VIII. B. De plus, sur lequel des deux points porte la faute ? sur quelque détail inhérent à l’art, ou bien sur quelque autre fait accidentel ? Car elle est moins grave si le poète a ignoré que la femelle du cerf n’a pas de cornes[1] que s’il ne l’a pas représentée suivant les principes de l’imitation.

IX. C. Outre cela, si l’on reproche le manque de vérité, on répondra qu’on a voulu rendre les objets tels qu’ils devraient être. C’est ainsi que Sophocle disait que lui-même représentait les hommes tels qu’ils doivent être, et Euripide tels qu’ils sont. Voilà comment il faut réfuter cette critique.

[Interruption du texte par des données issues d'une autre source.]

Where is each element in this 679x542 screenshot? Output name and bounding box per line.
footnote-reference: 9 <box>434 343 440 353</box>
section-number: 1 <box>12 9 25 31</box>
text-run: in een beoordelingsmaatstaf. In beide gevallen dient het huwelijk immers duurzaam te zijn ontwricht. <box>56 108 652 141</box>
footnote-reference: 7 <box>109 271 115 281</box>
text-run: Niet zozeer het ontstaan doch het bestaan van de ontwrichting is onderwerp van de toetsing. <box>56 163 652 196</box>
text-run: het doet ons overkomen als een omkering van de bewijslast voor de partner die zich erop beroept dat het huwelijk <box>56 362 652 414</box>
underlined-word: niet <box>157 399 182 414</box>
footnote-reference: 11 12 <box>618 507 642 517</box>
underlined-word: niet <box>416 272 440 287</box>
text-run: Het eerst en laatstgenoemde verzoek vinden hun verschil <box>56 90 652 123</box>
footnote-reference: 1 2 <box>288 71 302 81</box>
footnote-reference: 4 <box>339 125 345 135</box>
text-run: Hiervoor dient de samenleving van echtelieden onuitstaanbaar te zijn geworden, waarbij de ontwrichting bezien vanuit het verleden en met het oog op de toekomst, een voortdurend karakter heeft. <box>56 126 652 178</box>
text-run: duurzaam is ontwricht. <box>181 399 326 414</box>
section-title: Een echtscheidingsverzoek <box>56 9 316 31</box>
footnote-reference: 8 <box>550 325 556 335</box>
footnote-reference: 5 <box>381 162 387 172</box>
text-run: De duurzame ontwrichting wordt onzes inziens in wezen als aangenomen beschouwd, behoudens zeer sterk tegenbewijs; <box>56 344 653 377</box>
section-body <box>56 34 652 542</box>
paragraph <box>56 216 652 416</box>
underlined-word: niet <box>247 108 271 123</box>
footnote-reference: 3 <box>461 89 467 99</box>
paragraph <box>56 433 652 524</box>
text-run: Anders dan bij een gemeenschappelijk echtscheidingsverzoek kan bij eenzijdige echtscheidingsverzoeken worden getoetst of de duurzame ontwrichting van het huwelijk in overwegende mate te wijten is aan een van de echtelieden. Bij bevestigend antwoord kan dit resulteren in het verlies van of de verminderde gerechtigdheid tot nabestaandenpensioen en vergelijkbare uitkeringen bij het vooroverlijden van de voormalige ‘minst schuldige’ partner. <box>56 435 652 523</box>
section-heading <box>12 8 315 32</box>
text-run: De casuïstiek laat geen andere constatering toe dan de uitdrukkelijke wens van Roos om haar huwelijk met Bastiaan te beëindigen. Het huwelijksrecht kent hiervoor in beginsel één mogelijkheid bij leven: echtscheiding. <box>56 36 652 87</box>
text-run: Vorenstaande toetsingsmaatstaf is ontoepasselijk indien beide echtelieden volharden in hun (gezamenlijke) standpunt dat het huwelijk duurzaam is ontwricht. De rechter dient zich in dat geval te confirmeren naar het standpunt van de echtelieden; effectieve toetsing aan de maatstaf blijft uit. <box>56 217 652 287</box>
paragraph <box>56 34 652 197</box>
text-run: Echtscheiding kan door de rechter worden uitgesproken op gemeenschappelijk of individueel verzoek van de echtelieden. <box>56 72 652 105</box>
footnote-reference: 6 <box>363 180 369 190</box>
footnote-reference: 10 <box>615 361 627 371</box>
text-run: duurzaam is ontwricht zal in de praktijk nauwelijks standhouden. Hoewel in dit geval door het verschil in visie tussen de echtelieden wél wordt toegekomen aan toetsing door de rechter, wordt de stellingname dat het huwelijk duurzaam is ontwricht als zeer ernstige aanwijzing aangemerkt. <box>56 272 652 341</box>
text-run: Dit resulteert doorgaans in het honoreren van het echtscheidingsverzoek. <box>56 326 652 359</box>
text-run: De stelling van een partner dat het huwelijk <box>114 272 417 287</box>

X. D. Si l’on dit qu’ils ne sont représentés d’aucune des deux façons, c’est ainsi (dira-t-on) que les voit l’opinion commune ; par exemple, ce qui se dit sur les dieux. Car il ne serait peut-être pas mieux parler de telle façon, ni possible de dire la vérité, mais on en parle un peu au hasard, comme dit Xénophane.

XI. E. Ce n’est pas l’opinion commune[2], et ce n’est peut-être pas le mieux, mais c’est la réalité. Exemple, ce vers sur les armes :

Leurs lances étaient plantées droit sur le bout[3].

En effet, c’était l’usage alors, comme font encore aujourd’hui les Illyriens.

XII. F. Quant à la question de savoir (si) la parole ou l’action d’un personnage est convenable ou non, il

  1. Pindare : Χρυσοκέρων ἔλαφον θήλειαν. (Olymp., III, 52.)
  2. Autre réponse aux critiques.
  3. Iliade, X, 153.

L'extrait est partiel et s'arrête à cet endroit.